A língua que cria mundos

larissa

A passagem tensa dos corpos

Carlos de Brito e Mello

Companhia das Letras, 2009.

 

Por Larissa Nakamura

“A morte faz restos, e os restos concernem a mim”

  O texto desta é semana é a resenha do livro A passagem tensa dos corpos de Carlos de Brito e Mello. Trata-se do primeiro romance do autor, vencedor do prêmio  Governo de Minas Gerais de Literatura e finalista do Portugal Telecom,  Jabuti e Prêmio São Paulo de Literatura. Mello é professor universitário e também atua no Coletivo Xepa, associado às artes plásticas.

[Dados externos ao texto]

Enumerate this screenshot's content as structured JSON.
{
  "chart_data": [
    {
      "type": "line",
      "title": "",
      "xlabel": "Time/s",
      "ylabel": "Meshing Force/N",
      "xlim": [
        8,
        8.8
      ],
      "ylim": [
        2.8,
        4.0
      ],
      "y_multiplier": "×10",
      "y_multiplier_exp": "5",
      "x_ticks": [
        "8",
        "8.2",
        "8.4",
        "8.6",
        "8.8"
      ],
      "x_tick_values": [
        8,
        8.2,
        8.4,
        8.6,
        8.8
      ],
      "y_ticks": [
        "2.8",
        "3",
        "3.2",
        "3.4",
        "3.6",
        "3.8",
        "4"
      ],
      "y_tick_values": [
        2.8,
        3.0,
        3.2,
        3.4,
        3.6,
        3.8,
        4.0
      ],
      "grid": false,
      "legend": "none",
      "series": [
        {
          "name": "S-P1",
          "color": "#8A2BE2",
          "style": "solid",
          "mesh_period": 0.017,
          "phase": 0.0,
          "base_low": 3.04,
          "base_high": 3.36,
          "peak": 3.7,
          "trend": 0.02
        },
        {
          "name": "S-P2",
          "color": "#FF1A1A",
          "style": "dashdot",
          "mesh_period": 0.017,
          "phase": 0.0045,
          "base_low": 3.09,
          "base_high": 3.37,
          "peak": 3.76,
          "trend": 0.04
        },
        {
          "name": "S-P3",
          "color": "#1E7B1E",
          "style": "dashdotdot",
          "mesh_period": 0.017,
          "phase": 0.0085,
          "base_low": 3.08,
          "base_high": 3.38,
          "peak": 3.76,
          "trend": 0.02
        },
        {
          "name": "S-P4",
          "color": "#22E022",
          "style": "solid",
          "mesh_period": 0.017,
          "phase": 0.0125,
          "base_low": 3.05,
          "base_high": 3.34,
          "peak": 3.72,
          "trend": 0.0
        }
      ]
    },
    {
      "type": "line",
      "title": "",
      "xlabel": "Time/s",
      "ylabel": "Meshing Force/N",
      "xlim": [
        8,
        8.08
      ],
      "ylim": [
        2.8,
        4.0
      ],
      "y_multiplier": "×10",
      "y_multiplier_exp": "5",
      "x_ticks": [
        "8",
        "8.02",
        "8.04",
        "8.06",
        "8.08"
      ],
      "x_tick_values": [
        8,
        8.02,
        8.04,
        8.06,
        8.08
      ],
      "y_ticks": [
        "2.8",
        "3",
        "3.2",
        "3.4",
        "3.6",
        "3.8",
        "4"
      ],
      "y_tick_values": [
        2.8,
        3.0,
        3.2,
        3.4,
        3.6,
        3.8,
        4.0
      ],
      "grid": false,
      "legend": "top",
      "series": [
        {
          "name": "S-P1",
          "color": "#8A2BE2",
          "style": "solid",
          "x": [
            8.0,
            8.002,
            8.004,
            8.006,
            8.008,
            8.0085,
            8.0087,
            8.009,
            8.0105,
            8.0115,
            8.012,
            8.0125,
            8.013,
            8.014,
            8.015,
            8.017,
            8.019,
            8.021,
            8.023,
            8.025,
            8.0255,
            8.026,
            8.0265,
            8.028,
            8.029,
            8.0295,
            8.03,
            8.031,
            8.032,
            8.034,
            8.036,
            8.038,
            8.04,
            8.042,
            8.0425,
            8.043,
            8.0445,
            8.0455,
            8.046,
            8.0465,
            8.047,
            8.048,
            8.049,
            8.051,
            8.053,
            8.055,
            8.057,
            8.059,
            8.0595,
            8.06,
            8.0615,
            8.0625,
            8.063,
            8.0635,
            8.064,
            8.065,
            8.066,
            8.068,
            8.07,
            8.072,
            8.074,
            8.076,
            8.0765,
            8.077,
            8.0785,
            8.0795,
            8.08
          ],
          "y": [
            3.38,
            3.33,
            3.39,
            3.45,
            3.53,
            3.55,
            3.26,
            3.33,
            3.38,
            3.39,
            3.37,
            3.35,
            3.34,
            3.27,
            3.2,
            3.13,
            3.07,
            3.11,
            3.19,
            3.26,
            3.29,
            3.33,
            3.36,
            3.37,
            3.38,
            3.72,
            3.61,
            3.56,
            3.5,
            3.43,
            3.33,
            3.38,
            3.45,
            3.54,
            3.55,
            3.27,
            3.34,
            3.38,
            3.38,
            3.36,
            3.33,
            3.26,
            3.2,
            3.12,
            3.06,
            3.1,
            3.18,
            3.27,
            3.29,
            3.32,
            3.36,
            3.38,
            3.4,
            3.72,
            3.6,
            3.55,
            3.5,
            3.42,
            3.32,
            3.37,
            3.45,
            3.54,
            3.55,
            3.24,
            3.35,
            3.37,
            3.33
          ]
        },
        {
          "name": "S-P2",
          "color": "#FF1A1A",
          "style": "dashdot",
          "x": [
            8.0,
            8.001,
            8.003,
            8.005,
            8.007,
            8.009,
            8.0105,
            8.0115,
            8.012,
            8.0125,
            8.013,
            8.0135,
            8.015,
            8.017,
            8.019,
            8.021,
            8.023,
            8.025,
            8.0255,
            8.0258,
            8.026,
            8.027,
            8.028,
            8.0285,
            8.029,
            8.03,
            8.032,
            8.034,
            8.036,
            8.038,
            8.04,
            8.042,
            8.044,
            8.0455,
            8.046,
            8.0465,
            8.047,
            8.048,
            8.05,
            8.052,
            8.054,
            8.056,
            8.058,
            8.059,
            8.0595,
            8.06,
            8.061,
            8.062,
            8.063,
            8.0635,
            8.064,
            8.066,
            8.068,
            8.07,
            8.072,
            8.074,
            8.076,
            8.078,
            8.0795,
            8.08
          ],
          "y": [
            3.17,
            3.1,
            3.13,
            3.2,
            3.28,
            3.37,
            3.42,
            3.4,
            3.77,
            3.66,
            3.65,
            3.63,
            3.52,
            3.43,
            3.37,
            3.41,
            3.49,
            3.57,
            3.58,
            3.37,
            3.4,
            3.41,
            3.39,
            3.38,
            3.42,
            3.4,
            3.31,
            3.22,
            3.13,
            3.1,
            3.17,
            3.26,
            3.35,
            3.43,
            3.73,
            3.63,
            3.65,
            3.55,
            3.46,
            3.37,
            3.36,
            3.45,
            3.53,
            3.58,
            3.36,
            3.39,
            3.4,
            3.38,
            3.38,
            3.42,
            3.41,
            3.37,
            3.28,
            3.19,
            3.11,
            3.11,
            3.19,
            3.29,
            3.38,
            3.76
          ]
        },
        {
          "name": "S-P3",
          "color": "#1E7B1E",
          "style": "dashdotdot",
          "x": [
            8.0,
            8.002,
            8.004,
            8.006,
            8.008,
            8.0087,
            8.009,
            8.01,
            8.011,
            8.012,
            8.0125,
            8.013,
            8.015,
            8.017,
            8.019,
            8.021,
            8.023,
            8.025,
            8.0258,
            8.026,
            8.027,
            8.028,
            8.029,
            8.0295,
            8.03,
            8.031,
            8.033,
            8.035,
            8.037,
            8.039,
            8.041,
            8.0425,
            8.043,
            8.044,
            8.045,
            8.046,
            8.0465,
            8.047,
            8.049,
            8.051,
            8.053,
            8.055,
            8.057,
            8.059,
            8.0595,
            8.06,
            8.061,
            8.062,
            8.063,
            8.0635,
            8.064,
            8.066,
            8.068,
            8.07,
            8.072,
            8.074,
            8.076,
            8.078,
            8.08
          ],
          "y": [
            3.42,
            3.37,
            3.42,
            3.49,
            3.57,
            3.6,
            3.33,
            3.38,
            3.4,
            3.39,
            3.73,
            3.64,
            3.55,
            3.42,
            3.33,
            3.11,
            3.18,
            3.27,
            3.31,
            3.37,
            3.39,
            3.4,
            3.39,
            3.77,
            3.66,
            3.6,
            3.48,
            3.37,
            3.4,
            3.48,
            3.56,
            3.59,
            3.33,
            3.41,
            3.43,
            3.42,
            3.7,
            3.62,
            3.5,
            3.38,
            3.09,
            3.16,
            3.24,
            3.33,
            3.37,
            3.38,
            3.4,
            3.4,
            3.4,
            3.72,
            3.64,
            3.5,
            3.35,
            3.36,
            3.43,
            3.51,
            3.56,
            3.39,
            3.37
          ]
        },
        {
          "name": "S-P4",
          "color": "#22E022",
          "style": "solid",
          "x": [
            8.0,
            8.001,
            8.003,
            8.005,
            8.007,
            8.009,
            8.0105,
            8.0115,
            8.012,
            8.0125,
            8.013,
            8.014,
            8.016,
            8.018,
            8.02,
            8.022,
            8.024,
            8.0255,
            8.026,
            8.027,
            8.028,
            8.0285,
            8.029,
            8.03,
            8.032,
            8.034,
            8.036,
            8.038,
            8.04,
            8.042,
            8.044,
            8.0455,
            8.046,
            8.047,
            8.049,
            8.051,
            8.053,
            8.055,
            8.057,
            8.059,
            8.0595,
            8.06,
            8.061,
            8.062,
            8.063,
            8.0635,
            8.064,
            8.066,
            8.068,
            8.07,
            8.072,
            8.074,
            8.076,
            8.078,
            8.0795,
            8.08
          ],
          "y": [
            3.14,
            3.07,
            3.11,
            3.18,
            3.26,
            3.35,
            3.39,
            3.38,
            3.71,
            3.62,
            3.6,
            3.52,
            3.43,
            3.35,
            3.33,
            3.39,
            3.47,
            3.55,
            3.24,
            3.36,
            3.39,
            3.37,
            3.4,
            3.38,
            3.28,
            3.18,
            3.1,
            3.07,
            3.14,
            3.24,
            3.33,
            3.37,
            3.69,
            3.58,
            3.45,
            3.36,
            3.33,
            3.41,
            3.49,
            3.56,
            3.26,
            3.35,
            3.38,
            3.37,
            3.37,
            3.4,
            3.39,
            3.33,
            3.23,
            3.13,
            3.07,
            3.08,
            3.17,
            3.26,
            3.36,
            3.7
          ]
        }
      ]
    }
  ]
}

Antes de tudo, é preciso avisar aos leitores que o livro foge do que se espera de narrativas mais convencionais, principalmente por sua estrutura formal.  Capítulos curtos, linguagem fragmentada, uma pitada de humor negro e cenáriosnonsense. Assim, o leitor percorre a história de maneira vertiginosa e tem uma experiência literária que pode causar estranheza e desconforto. Sem querer darspoilers: é necessário não esperar respostas ou esclarecimentos, pois o livro garante ao leitor somente a possibilidade de diversas suposições e, ao final, ficamos apenas com situações absolutamente irresolutas.

O enredo do livro, que aparenta ser simples, carrega um grande trunfo: o narrador-personagem. A discussão sobre este nos garante a possibilidade de leitura sobre o próprio ato de escrita e o papel que o escritor exige/espera de si enquanto artista.

Mas vamos à trama: o narrador inominado (que aqui pode ser encarado como a Morte ou um espírito fantasma) registra e realiza, apenas com o único órgão/pedaço de corpo que possui, a língua, o trabalho de passagem de pessoas que morreram recentemente nas cidades do estado de Minas Gerais. Tal ofício permite que aos poucos ele possa constituir um corpo e esta é sua principal meta. Certo dia, se depara com a morte de um pai de família. Mas os parentes do morto fazem a vida seguir normalmente, não há enterro e, embora demonstrem plena consciência do que ocorrera, o cadáver continua a apodrecer na sala de jantar dia após dia. Eis que o narrador, não só curioso com o mistério que ronda as condições do falecimento, mas dependente do encerramento do cumprimento do rito da morte pelos familiares para seguir com seu “trabalho”, permanece na casa e, em meio a isso, gradativamente vai revelando o cotidiano esdrúxulo da família, como também breves flashbacks do passado do narrador.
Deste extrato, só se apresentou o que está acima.